MORENO: Not at all. I can see some points of comparison. Korn plays emotional music over
some heavy shit and both our bands rock. I do however think there is a lot more groove to what
we do. We’re friends with Korn and a lot of the same kids are coming to both our shows, so
it’s essentially the same scene.

GS: Do you think people are more open to extreme music these days?

CARPENTER: I think the people who are into it now were always into it, it’s just becoming
more available to them now. We’ve always been heavy and had dynamics. We’ve channeled our
style so it’s become more and more intense.

GS: What are your plans for a new album? You’re going to record in April and release it
in the fall?

CARPENTER: Yeah. We’re going to go home and jam, which is something we don’t get to do on
the road. That’s where we do our best work. Let’s say one of us writes a whole song and brings
it to practice. It may be only one riff that everybody likes and we’ll just jam that one riff
and then something else will click on.

CHENG: Usually the way we write is that one person has something that everybody else likes
and then as we’re working it out everybody else contributes their own style. In our music you
can hear four people writing, and that’s what makes it cool. Fuck, we don’t agree on
everything, but that friction also helps.

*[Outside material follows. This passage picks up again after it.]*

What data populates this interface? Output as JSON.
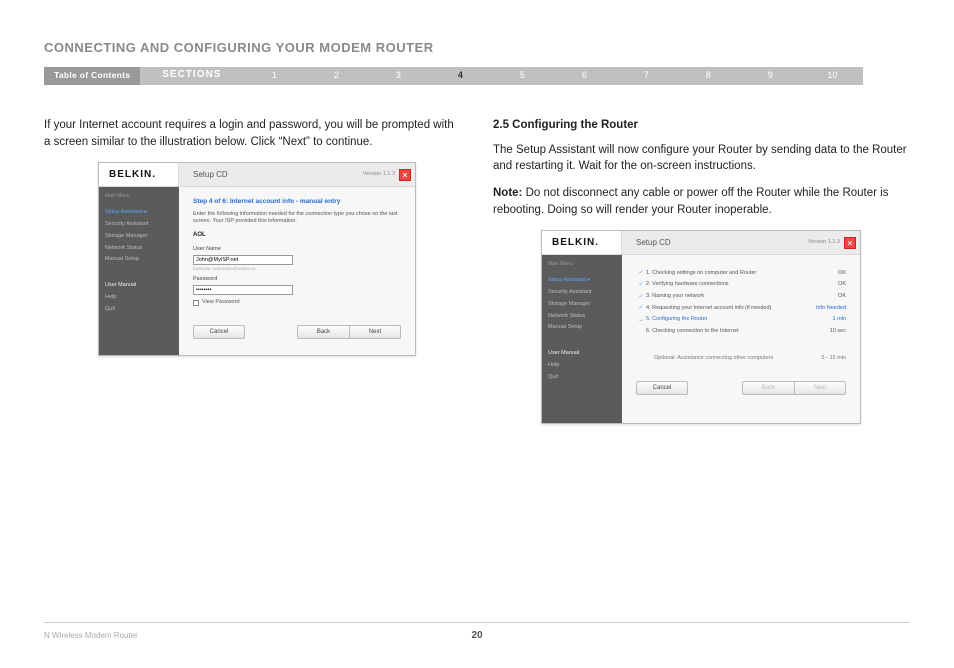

CARPENTER: When I write, often I wouldn’t even have a middle section for the song because
the middle section of the songs I grew up on are a big solo section and I don’t like solos.
I’ll goof around and noodle-I play solos all the time-but as far as song structures go,
I don’t dig them. So, when I come to that part of the song, lots of times I draw a blank
and that’s where Chino takes over. In general we’ll jam riffs and jam it and jam it, and we
may not finish the idea, but then another time we may be working on something else and
those earlier ideas will pop back and we can start piecing things together very quickly.
Take “Bored.” We wrote that song in half an hour-it came out of nowhere. “7 Words” happened
the same way, were just fucking around and boom, we had a song.

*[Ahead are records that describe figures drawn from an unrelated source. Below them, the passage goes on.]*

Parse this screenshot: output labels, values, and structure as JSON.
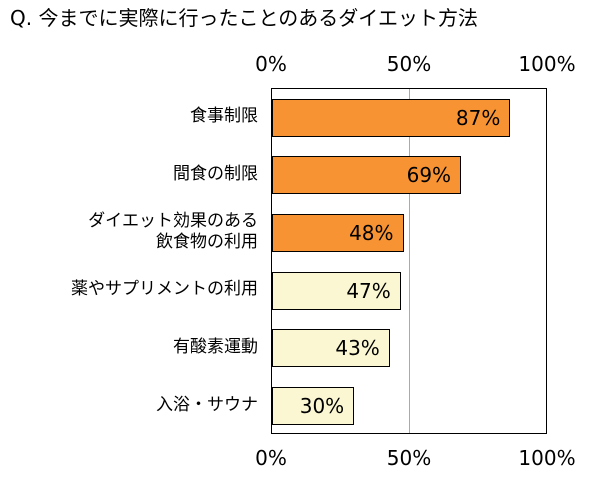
{
  "chart_data": {
    "type": "bar",
    "orientation": "horizontal",
    "title": "Q. 今までに実際に行ったことのあるダイエット方法",
    "categories": [
      "食事制限",
      "間食の制限",
      "ダイエット効果のある\n飲食物の利用",
      "薬やサプリメントの利用",
      "有酸素運動",
      "入浴・サウナ"
    ],
    "values": [
      87,
      69,
      48,
      47,
      43,
      30
    ],
    "value_labels": [
      "87%",
      "69%",
      "48%",
      "47%",
      "43%",
      "30%"
    ],
    "xlim": [
      0,
      100
    ],
    "x_ticks": [
      "0%",
      "50%",
      "100%"
    ],
    "x_tick_values": [
      0,
      50,
      100
    ],
    "grid": "vertical line at 50%",
    "legend": "none",
    "bar_colors": [
      "#F79333",
      "#F79333",
      "#F79333",
      "#FAF7D2",
      "#FAF7D2",
      "#FAF7D2"
    ],
    "colors": {
      "bar_orange": "#F79333",
      "bar_cream": "#FAF7D2",
      "bar_border": "#000000",
      "plot_border": "#000000",
      "gridline": "#aaaaaa",
      "text": "#000000",
      "background": "#ffffff"
    }
  }
}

CHENG: Normally we need a bunch of beer, we need to throw shit at each other and then
have somebody leave practice pissed.

GS: You fight?

CHENG: That’s why our music is strong. We’re not afraid to say to each other, “That riff
is sorry! That riff sucks! That’s a shitty riff!” And then sometimes you have to stand up
for that riff because it might just be the riff. That’s why when all four of us agree that a
riff is good it’s generally a pretty good riff because we toss out about 90 percent of what
we write. Hell, I know most of my stuff doesn’t make it and I laugh at most of Steph’s shit.

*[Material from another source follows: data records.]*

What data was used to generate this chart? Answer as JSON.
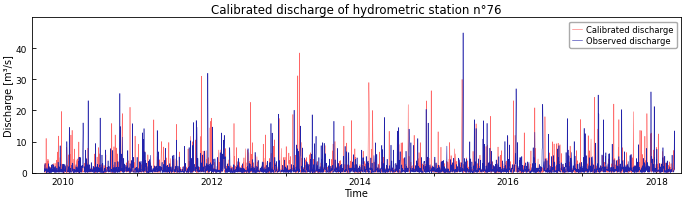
{
  "title": "Calibrated discharge of hydrometric station n°76",
  "xlabel": "Time",
  "ylabel": "Discharge [m³/s]",
  "ylim": [
    0,
    50
  ],
  "yticks": [
    0,
    10,
    20,
    30,
    40
  ],
  "xticks": [
    2010,
    2012,
    2014,
    2016,
    2018
  ],
  "legend_labels": [
    "Calibrated discharge",
    "Observed discharge"
  ],
  "calibrated_color": "#FF6666",
  "observed_color": "#2222AA",
  "background_color": "#FFFFFF",
  "title_fontsize": 8.5,
  "axis_fontsize": 7,
  "tick_fontsize": 6.5,
  "legend_fontsize": 6,
  "linewidth": 0.4
}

GS: The last time you spoke to us [Guitar School, April, 1996] you mentioned that lessons
were worthless; do you think a lot of people take that as a license to be lazy and sloppy
when they play?

CARPENTER: No, they shouldn’t and practice is an absolute must. What I mean is, there are
people who learn guitar from a teacher and they read the Mel Bay books and they learn the
theory and that’s all good for people who want to do that-more power to `em. But I have
never seen myself as needing that knowledge because I never wanted any boundaries, I never
wanted to worry about any kind of rules. I just wanted to make noise, put it into a rhythmic
pattern and create music. I try to make stuff that has a groove to it and then throw some
stuff into it that I haven’t heard before. I may stumble onto something and then I try to
twist it in a way that hasn’t registered before. I love hearing melodic little things too,
notes that harmonize with each other, but I love throwing in a note that doesn’t fit for a
little taste of dissonance. There are so many little tricks. Say Chi is playing the root
note F, I’ll throw an E right under it because it sounds bent.

CHI: I think the secret is that even if you have guitar heroes, ultimately it comes to the
point where you look for your own artistic voice. You have to figure out what you have going
on with your instrument that’s unique. After a while it doesn’t matter who influenced you
because you’re just trying to channel your own shit into that instrument. I think where we
all agree as players is that developing as an individual is where people should focus their
attention as opposed to becoming some sort of precision player.